Depuis, il s’était convaincu de la légitimité de son acte. Le précédent propriétaire de l’arc s’était vanté d’avoir tué un homme pour s’en emparer. En le lui prenant à son tour, Burton n’avait fait que voler un voleur et un assassin, ce qui établissait une sorte de justice. Cependant, il n’y pensait jamais sans que sa conscience lui fasse éprouver un certain malaise. Heureusement pour lui, il ne lui arrivait pas souvent d’y penser.
Ils louvoyaient maintenant dans un étroit canal. Sur une dizaine de kilomètres derrière eux, le Fleuve formait un lac de quatre à cinq kilomètres de large qui se rétrécissait ensuite en un goulet d’une centaine de mètres. Au delà, la vue était entièrement bouchée par les falaises d’un cañon .
Le courant était devenu très fort, mais il n’y avait pas de raison de s’alarmer pour autant. Ce n’était pas la première fois que le Hadji franchissait un passage de ce genre. Pourtant, chaque fois que cela s’était produit, Burton n’avait pas pu s’empêcher de se dire que le bateau, en quelque sorte, renaissait. Il sortait d’un lac comme d’un utérus, par une étroite ouverture qui donnait accès à un nouvel environnement. Tout se passait dans le jaillissement des eaux. Et une fois de l’autre côté, ils s’attendaient toujours, malgré eux, à une révélation ou à quelque fabuleuse aventure.
Le catamaran passa à moins d’une vingtaine de mètres d’une pierre à graal. La plaine, à cet endroit, n’avait pas plus de huit cents mètres de large. La foule amassée sur la rive pour voir passer le Hadji leur faisait de grands signes de bras ou agitait le poing d’une manière menaçante. Certains criaient des obscénités dans un langage que Burton ne connaissait pas, mais qu’il n’avait aucun mal à traduire en raison des gestes qui accompagnaient les paroles. Dans l’ensemble, pourtant, ils ne paraissaient pas plus hostiles que d’autres. C’était simplement la manière locale d’accueillir les étrangers.
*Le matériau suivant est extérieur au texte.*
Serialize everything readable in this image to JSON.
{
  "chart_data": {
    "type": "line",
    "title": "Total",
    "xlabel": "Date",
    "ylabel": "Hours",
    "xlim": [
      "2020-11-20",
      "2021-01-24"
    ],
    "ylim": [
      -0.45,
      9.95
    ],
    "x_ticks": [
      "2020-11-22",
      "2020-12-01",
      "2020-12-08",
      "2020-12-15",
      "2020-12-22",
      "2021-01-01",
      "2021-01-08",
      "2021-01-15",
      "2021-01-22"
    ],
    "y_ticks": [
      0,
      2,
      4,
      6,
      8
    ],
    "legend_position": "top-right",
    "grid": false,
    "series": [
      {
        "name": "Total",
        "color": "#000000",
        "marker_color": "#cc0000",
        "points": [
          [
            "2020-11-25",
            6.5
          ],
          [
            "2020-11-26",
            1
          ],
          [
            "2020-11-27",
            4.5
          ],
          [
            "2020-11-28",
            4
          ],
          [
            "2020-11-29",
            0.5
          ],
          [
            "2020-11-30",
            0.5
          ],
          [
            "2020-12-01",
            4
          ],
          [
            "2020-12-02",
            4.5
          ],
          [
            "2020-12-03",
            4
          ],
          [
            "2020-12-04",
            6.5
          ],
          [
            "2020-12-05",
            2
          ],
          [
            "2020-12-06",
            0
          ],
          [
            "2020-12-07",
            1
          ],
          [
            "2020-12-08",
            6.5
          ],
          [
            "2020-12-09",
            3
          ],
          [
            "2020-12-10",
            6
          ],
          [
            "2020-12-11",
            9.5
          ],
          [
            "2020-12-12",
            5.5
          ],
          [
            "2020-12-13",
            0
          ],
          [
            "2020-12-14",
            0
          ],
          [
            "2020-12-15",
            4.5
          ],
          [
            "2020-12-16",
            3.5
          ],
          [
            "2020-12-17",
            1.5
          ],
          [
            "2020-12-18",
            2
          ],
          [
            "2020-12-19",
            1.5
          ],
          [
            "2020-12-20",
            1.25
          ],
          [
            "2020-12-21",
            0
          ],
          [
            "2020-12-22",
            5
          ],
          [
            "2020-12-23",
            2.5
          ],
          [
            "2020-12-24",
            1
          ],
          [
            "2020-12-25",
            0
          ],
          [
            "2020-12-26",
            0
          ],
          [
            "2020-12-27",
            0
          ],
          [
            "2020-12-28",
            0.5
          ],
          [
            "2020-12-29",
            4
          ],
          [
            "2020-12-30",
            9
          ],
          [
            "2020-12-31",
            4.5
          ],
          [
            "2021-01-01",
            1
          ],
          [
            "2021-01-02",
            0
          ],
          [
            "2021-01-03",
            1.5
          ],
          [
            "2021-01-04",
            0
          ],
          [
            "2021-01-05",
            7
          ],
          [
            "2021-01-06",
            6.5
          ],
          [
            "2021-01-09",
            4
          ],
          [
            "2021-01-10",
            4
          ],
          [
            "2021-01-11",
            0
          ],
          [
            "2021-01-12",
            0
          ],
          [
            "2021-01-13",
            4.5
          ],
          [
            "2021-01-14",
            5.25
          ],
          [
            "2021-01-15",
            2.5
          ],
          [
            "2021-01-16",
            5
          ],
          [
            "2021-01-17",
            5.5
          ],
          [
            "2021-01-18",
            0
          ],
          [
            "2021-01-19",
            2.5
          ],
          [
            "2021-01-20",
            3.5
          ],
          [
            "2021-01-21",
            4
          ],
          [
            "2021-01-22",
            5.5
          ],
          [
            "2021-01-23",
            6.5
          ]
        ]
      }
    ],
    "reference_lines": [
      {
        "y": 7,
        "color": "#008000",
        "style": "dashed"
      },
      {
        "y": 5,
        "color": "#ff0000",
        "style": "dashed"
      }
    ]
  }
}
La plupart des gens de l’endroit étaient petits et maigres. Ils avaient les cheveux bruns et le teint foncé. Leur langage, d’après Ruach, devait être d’origine proto-chamito-sémitique. Ils avaient vécu, sur la Terre, quelque part en Afrique du Nord ou en Mésopotamie, à une époque où ces régions étaient beaucoup plus fertiles. Ils portaient les kilts, mais les femmes se servaient des « soutiens-gorge » comme foulards et allaient les seins nus. Ces peuplades occupaient la rive droite sur une soixantaine de graals, c’est-à-dire environ cent kilomètres. Ceux qui étaient avant eux avaient un territoire d’une longueur de quatre-vingts graals. Il s’agissait de Cinghalais du dixième siècle après J.— C., mêlés à une minorité maya de l’époque précolombienne.
« Le creuset du Temps », disait Frigate chaque fois qu’ils avaient sous les yeux un nouvel exemple de l’étrange répartition de l’humanité. « Le plus grand laboratoire d’anthropologie sociale jamais réalisé. »
Il n’exagérait pas tellement. Tout se passait comme si les diverses civilisations et ethnies avaient été brassées pour qu’elles puissent apprendre au contact les unes des autres. Dans certains cas, les groupes en présence avaient réussi à créer des mécanismes-tampons qui leur permettaient de coexister dans une entente relative. Mais dans d’autres, cela avait signifié le massacre de la minorité par la majorité, ou bien l’inverse, ou l’extermination réciproque, ou encore l’esclavage pour les vaincus.